Thump, thump, thump.
And the echo of Zander sounding so distant and done when he said the word fine .
Thump, thump, thump.
I can’t breathe. I can’t think . All I can do is hear that stupid fucking sound.
Thump, thump, thump .
And then my bedroom door opens, and Asher’s face swims into my vision.
“Kerian?” I’m not sure how many times he’s said my name. I force myself to focus on his mouth first before I finally manage to jerk my gaze up to his.
“What?”
“Uh.” Asher’s brows are drawn together in concern and apprehension, but he’s still here. “Are you okay?” He winces, because it’s obviously a stupid question, and amends it before I can call him out on it. “Do you need anything?”
Fuck.
Do I need anything? To clean up my lip. To drag myself to bed?
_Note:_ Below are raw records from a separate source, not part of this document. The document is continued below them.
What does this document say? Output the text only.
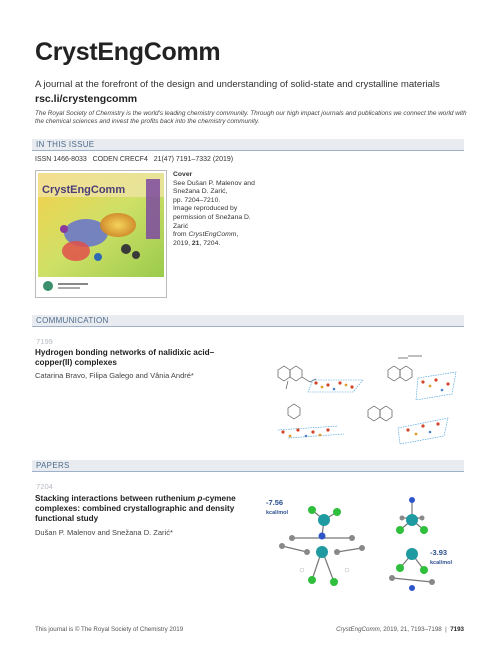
CrystEngComm
A journal at the forefront of the design and understanding of solid-state and crystalline materials
rsc.li/crystengcomm
The Royal Society of Chemistry is the world's leading chemistry community. Through our high impact journals and publications we connect the world with the chemical sciences and invest the profits back into the chemistry community.
IN THIS ISSUE
ISSN 1466-8033 CODEN CRECF4 21(47) 7191–7332 (2019)
CrystEngComm
Cover
See Dušan P. Malenov and
Snežana D. Zarić,
pp. 7204–7210.
Image reproduced by
permission of Snežana D. Zarić
from CrystEngComm,
2019, 21, 7204.
COMMUNICATION
7199
Hydrogen bonding networks of nalidixic acid–
copper(II) complexes
Catarina Bravo, Filipa Galego and Vânia André*
PAPERS
7204
Stacking interactions between ruthenium p-cymene
complexes: combined crystallographic and density
functional study
Dušan P. Malenov and Snežana D. Zarić*
-7.56
kcal/mol
-3.93
kcal/mol
This journal is © The Royal Society of Chemistry 2019	CrystEngComm, 2019, 21, 7193–7198 | 7193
To realize I’m probably going to spend the next few weeks sleeping like shit, and I have to find a way to make sure that it doesn’t fuck up my performance because I’m so close to getting everything I want that I can taste it.
So why does everything I want suddenly taste like blood?
I know why.
Because I don’t want it like this.
I know what was different this time—why I suddenly realized I didn’t have to give a shit, that I didn’t have to put up with their abuse anymore.
I know what’s different.
My eyes flick down Asher’s body, landing on the outline of his phone in his jeans. My brows come together, because I know… I know what I want.
No, I know what I need.
“Give me your phone.”
If this is going to work… and fuck me, I knew when I started in on him that I wanted to make it work…
Well, Zander needs to see me now, at my worst.
He has to understand that the person he wants to be with isn’t a good person—a whole person.
And he’ll just have to find a way to want me despite it.